Forgetting for a moment though that upgrades to these positions in particular are the most coveted by the Chargers; there are obviously other areas which must be filled before play-off appearances become regular again in San Diego. Most notably a number of critics have labelled the Charger's receiving core as weak despite Keenan Allen's emergence. This is hard to argue with when considering the vast drop-off in yardage after Allen, a rookie after all. Similarly a number of people have called for offensive line reinforcements. Again, despite a successful rookie campaign and last year's first round selection being attributed to this position with D.J. Fluker, many feel that guard remains a gaping hole in respect of protecting Rivers.
It is with these needs in mind however that the 2014 draft class comes into its own, particularly for the Chargers. The depth in this years class, which is effectively across the board, lies predominantly in the wide receiver and offensive line categories. Many mock drafts which delve beyond the first round have been quick to point out that those receivers and linemen which they have assigned later in the draft are only where they are because of the impressive talents that they have to compete with this year.
The knock-on effect of such a deep class at positions of need for the Chargers, and the crux of this article, is that Telesco and McCoy can somewhat relax during those first two rounds of the upcoming draft.
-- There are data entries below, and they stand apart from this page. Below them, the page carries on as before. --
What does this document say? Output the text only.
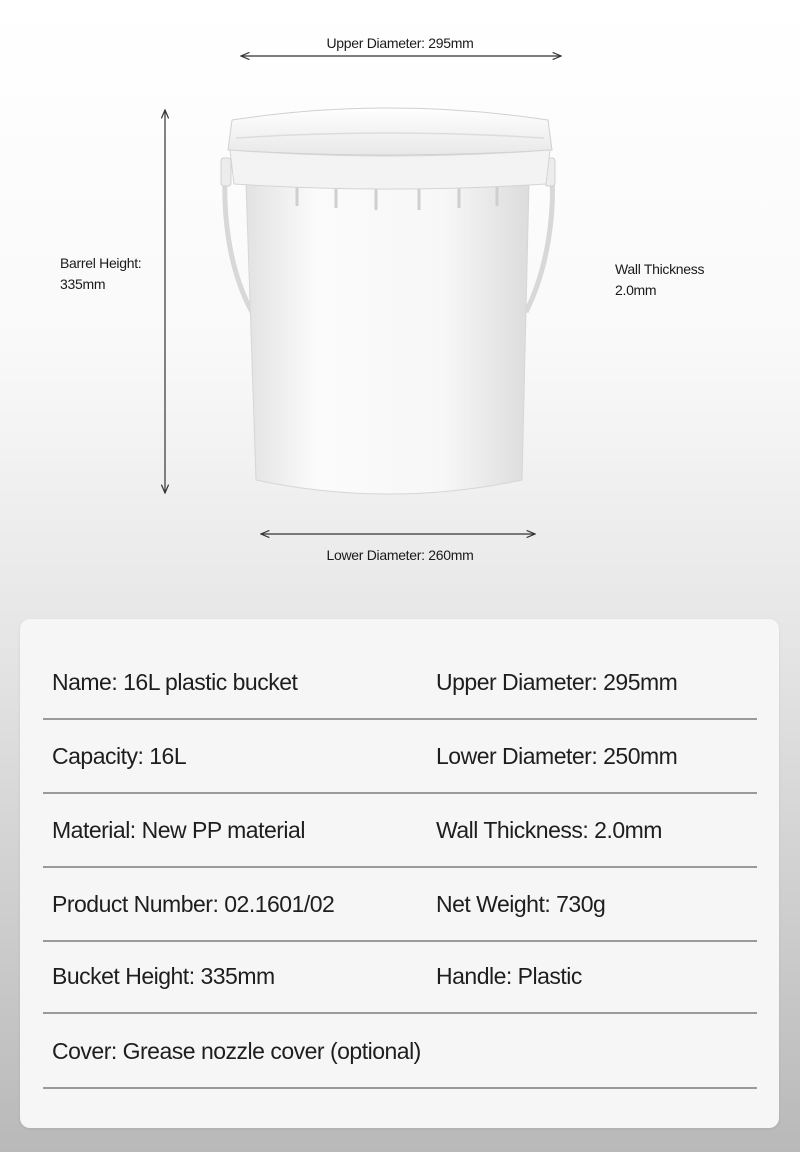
Upper Diameter: 295mm
Lower Diameter: 260mm
Barrel Height: 335mm
Wall Thickness 2.0mm
Name: 16L plastic bucket	Upper Diameter: 295mm
Capacity: 16L	Lower Diameter: 250mm
Material: New PP material	Wall Thickness: 2.0mm
Product Number: 02.1601/02	Net Weight: 730g
Bucket Height: 335mm	Handle: Plastic
Cover: Grease nozzle cover (optional)
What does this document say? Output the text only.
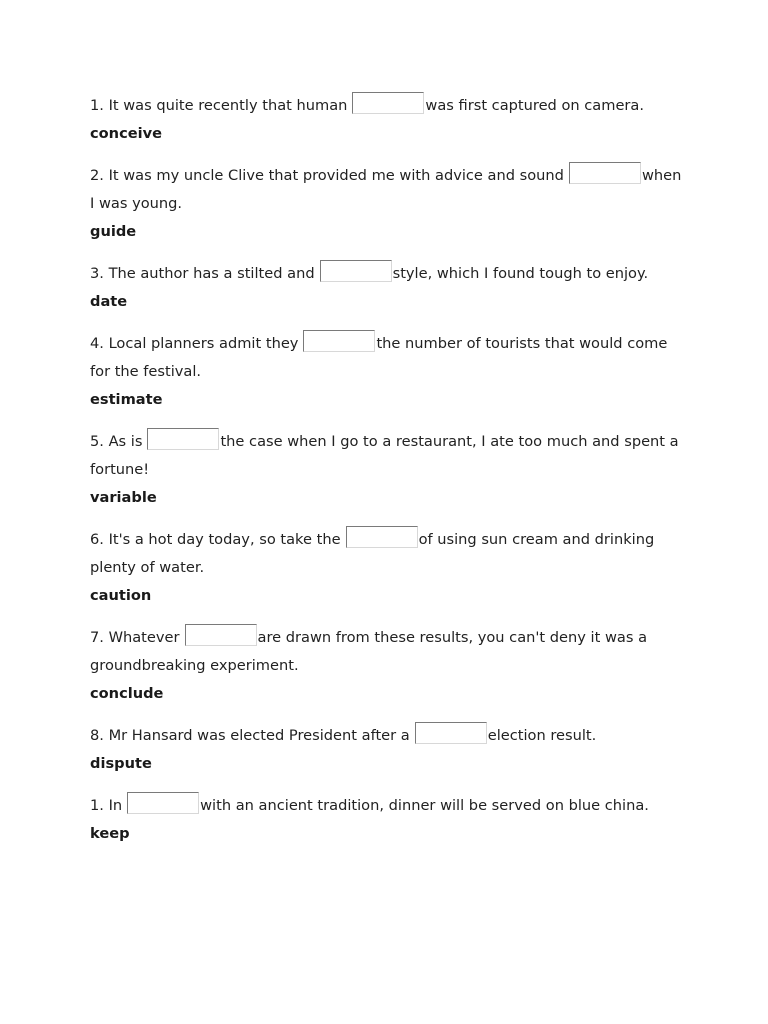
1. It was quite recently that human	was first captured on camera.
conceive
2. It was my uncle Clive that provided me with advice and sound	when I was young.
guide
3. The author has a stilted and	style, which I found tough to enjoy.
date
4. Local planners admit they	the number of tourists that would come for the festival.
estimate
5. As is	the case when I go to a restaurant, I ate too much and spent a fortune!
variable
6. It's a hot day today, so take the	of using sun cream and drinking plenty of water.
caution
7. Whatever	are drawn from these results, you can't deny it was a groundbreaking experiment.
conclude
8. Mr Hansard was elected President after a	election result.
dispute
1. In	with an ancient tradition, dinner will be served on blue china.
keep
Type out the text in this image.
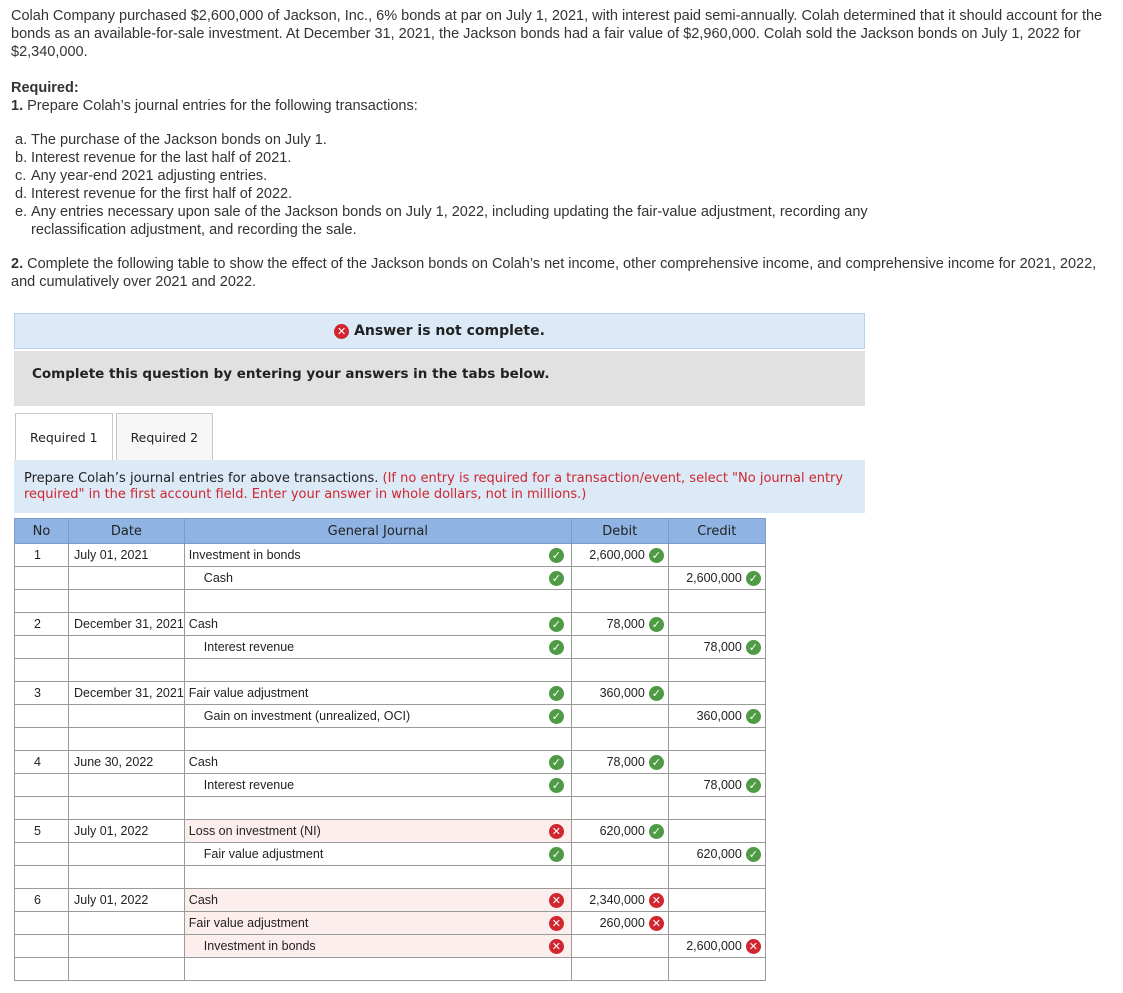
Colah Company purchased $2,600,000 of Jackson, Inc., 6% bonds at par on July 1, 2021, with interest paid semi-annually. Colah determined that it should account for the bonds as an available-for-sale investment. At December 31, 2021, the Jackson bonds had a fair value of $2,960,000. Colah sold the Jackson bonds on July 1, 2022 for $2,340,000.

Required:
1. Prepare Colah’s journal entries for the following transactions:
a. The purchase of the Jackson bonds on July 1.
b. Interest revenue for the last half of 2021.
c. Any year-end 2021 adjusting entries.
d. Interest revenue for the first half of 2022.
e. Any entries necessary upon sale of the Jackson bonds on July 1, 2022, including updating the fair-value adjustment, recording any reclassification adjustment, and recording the sale.
2. Complete the following table to show the effect of the Jackson bonds on Colah’s net income, other comprehensive income, and comprehensive income for 2021, 2022, and cumulatively over 2021 and 2022.
✕ Answer is not complete.
Complete this question by entering your answers in the tabs below.
Required 1	Required 2
Prepare Colah’s journal entries for above transactions. (If no entry is required for a transaction/event, select "No journal entry required" in the first account field. Enter your answer in whole dollars, not in millions.)
No	Date	General Journal	Debit	Credit
1	July 01, 2021	Investment in bonds ✓	2,600,000 ✓	
		Cash ✓		2,600,000 ✓

2	December 31, 2021	Cash ✓	78,000 ✓	
		Interest revenue ✓		78,000 ✓

3	December 31, 2021	Fair value adjustment ✓	360,000 ✓	
		Gain on investment (unrealized, OCI) ✓		360,000 ✓

4	June 30, 2022	Cash ✓	78,000 ✓	
		Interest revenue ✓		78,000 ✓

5	July 01, 2022	Loss on investment (NI) ✕	620,000 ✓	
		Fair value adjustment ✓		620,000 ✓

6	July 01, 2022	Cash ✕	2,340,000 ✕	
		Fair value adjustment ✕	260,000 ✕	
		Investment in bonds ✕		2,600,000 ✕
Both men can sit, this year, safe in the knowledge that defensive needs can be addressed immediately as they should be and that an array of talent in those offensive positions of need should be sat waiting in rounds three and four. This should help in reducing the chance that the team is forced to jump on a player earlier than desired because talent at the position was wearing thin, and in the Chargers case, should ensure that a defensive draft remains the focus throughout whilst not having to wait another year for offensive holes to be patched up.